Mais lorsque l'aube s'était levée, elle n'était pas à mes côtés. Pourtant il me semblait que je pouvais toujours goûter sa peau sur le bout de mes lèvres. Elle avait laissé son empreinte sur mon corps, la douceur de son amour pour moi imprimée jusque sous mon épiderme tel un tatouage. Mais il y avait un autre tatouage sur ma peau qui empoisonnait mon sang, et forçait l'amour que j'avais pour elle à se taire à jamais. La sérénité absolue que j'avais expérimentée à ses côtés la vieille avait désormais un arrière-goût amer qui allait de pair avec le constat inconsolable suivant : c'était terminé. Demain, la Guerre serait déclarée. Le château entier saurait ce que j'étais devenu, et mon nom serait tâché du sang que j'aurais fait verser. En lui disant adieu à elle, je disais adieu à la partie de moi qui demeurait un simple étudiant comme les autres, innocent jusqu'à ce que le contraire soit prouvé. Demain, le contraire serait prouvé. Je n'aurai plus jamais le luxe de douter, moins encore le luxe d'être effrayé. Je ne serais plus que son soldat. L'ombre de ce qu'il restait de l'enfant arrogant. L'homme qui lui appartenait. Celui qui avait dû taire son humanité, tout ce qui faisait encore de lui un homme, l'amour qu'il portait à une femme qu'il n'avait pas le droit d'aimer. Et il ne resterait plus que le monstre qu'il avait été obligé de devenir.

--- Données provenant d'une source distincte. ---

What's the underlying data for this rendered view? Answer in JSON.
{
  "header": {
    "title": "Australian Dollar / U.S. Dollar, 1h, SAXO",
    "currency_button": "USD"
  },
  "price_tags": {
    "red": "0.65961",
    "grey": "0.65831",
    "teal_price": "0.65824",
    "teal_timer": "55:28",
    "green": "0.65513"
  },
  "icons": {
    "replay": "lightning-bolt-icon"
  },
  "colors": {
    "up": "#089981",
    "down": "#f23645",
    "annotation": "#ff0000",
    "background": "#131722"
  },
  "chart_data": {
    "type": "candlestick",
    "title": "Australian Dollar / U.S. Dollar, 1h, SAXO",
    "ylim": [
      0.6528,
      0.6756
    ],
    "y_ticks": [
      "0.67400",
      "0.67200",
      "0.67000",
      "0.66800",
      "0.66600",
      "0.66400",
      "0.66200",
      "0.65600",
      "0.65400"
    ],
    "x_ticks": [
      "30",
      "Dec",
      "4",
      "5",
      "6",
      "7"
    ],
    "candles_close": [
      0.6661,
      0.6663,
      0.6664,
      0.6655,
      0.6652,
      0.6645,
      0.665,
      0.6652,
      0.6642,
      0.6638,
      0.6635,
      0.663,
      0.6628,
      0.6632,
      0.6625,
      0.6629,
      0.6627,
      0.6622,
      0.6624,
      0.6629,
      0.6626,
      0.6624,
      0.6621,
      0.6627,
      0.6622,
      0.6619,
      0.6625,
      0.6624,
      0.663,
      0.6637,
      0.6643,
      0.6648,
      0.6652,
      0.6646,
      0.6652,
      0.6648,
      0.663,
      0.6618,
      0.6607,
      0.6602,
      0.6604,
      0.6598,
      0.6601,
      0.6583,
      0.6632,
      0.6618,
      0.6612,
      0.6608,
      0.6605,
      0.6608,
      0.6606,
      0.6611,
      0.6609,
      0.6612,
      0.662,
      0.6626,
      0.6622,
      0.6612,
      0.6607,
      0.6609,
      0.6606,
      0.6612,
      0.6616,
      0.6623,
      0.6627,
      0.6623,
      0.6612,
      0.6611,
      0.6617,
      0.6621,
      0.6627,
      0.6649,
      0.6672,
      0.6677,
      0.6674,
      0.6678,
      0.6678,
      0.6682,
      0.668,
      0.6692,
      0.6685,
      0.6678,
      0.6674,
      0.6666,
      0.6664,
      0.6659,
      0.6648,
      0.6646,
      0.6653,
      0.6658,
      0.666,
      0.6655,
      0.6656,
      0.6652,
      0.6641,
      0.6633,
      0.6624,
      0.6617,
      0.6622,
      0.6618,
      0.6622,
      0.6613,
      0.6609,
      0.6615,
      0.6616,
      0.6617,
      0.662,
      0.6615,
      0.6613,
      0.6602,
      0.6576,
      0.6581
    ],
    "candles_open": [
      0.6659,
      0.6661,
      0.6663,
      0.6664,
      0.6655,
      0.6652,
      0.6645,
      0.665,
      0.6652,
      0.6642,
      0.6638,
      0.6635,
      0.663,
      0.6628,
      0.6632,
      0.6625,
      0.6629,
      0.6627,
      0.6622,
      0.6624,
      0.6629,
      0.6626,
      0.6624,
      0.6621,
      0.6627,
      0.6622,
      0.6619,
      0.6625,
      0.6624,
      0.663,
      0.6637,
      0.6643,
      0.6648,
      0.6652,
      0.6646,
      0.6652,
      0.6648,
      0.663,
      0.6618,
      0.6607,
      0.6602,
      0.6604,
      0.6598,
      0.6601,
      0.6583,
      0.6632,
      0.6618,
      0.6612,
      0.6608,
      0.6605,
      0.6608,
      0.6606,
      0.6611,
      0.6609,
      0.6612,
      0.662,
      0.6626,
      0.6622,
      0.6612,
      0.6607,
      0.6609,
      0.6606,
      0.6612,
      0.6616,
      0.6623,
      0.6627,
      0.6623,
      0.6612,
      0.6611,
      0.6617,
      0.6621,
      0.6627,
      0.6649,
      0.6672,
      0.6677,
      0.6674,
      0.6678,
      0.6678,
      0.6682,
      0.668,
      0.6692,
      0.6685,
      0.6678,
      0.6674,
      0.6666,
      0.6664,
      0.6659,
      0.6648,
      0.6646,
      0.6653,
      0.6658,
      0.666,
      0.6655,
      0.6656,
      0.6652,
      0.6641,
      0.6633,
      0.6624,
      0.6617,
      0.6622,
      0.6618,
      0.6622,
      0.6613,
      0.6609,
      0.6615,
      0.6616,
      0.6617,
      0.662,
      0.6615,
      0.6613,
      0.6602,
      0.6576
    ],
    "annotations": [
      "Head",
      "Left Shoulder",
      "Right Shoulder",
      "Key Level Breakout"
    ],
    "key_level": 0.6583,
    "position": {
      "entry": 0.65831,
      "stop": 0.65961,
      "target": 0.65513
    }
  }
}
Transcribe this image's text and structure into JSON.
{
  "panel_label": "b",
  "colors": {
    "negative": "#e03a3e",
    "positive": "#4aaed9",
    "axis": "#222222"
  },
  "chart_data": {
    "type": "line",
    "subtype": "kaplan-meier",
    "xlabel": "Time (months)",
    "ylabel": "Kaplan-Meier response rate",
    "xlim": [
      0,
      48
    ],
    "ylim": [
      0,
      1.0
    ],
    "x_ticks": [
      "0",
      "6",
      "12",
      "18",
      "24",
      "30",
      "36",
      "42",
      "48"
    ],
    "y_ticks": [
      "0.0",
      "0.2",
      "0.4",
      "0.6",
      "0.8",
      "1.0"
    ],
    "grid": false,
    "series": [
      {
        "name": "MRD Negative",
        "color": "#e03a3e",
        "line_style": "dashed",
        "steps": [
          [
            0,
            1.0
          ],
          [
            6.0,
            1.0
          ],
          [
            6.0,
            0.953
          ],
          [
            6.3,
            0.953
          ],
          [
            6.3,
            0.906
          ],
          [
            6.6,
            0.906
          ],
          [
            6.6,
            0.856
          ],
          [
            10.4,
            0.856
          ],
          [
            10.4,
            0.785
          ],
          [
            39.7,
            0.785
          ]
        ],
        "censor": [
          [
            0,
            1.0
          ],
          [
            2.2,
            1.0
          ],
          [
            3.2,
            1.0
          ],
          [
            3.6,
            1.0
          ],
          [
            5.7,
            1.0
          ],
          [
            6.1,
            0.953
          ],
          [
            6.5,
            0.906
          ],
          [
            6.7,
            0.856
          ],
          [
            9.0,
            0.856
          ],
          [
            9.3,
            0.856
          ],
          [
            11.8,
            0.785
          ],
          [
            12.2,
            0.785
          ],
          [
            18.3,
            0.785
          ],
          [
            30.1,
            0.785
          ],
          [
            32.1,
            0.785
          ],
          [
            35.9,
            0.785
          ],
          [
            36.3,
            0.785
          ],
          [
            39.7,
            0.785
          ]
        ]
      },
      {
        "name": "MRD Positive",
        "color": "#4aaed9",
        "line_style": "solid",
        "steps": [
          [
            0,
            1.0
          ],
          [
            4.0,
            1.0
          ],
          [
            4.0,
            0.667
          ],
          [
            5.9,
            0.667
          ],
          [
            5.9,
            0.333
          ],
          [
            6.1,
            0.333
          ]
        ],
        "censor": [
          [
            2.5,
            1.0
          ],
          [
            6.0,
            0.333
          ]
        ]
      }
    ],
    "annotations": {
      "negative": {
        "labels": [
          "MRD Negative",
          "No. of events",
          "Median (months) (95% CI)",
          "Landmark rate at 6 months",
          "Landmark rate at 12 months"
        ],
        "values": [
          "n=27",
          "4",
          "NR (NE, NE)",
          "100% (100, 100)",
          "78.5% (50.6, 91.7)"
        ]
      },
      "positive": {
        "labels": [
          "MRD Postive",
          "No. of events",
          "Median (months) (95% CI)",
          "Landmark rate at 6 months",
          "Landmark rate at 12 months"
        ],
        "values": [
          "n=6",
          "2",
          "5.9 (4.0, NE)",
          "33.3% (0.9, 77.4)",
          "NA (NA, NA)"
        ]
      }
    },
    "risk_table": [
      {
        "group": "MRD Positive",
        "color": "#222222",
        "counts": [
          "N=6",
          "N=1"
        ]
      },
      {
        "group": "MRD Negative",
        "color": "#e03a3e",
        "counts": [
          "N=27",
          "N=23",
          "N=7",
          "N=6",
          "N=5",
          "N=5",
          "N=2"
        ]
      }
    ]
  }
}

J'avais la lourde sensation d'assister à mon propre enterrement. Le sentiment pesant de mourir à l'intérieur de moi-même. Et avec tout ce que j'avais été jusqu'alors, la sérénité de ma nuit passée laissait place au deuil de tout ce qui aurait pu être, mais ne serait jamais. Tous les « et si... » d'un futur potentiel s'évanouissaient au profit des ténèbres enveloppantes et de leur embrassade empoisonnée. Je n'avais rien eu besoin de dire à Theodore, il avait su. Il avait su dès l'instant où j'avais dit que j'avais besoin de deux soirées avant que nous déclenchions la Guerre. Il me semblait que c'était là une responsabilité bien lourde pour les enfants que nous étions encore, jusqu'à ce que nous faisions finalement ce qu'il attendait de nous. C'était nous, qui lancions la Guerre. Elle démarrait de nous. Je trouvais ce constat vertigineux, mais je n'avais plus le temps de perdre l'équilibre.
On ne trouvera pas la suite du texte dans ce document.